Alida held out her hand quickly.

"Does she make you feel that too?—I am glad," she said, and smiled gratefully like a child consoled.

Then came Rhoda Polly's mother, and my father, who had been talking to Rhoda Polly by the sundial, rose and with a word and smile excused himself and went indoors. The interview that followed I should have loved well to watch and hear. But after all I doubt if any great part of the gentle influences which rained from Mrs. Deventer could have been written down. No stenographer could take note of those captivating intonations, the soft subtle pauses of speech, the lingering tender understanding in her motherly eyes, the way she had of laying her hand upon Alida's.

She had been a counsellor to many, and had never forgotten a sore heart even when healed, nor told a tale out of that gracious confessional.

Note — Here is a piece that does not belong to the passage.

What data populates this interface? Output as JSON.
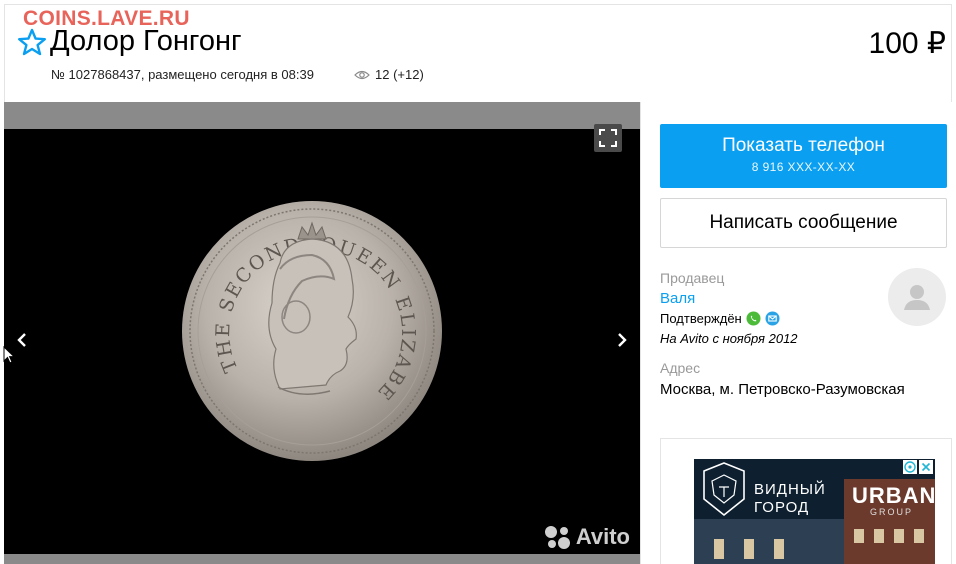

Certain it is that the conquest of Alida was soon made, in so far as Mrs. Deventer could make it. They saw each other every day, and the sight of Rhoda Polly and Alida striking across the big bridge with the wind right in their faces—or of Alida, with Linn, like a gaunt watch-dog, thrusting a combative shoulder into the mistral to fend a way for her charge—became familiar on the windy sidewalks of the great suspension bridge.

All went as we could have wished it, till one day I took the Bey across to go over the works. Dennis Deventer was to afford enough time to conduct us in person. It was no small honour, for visitors were generally either refused altogether, or handed over to Jack Jaikes with instructions that they should see as little as possible.

I was wholly at ease about the meeting of the Bey and Dennis Deventer. Two such fighters, I thought, could not but be delighted with one another.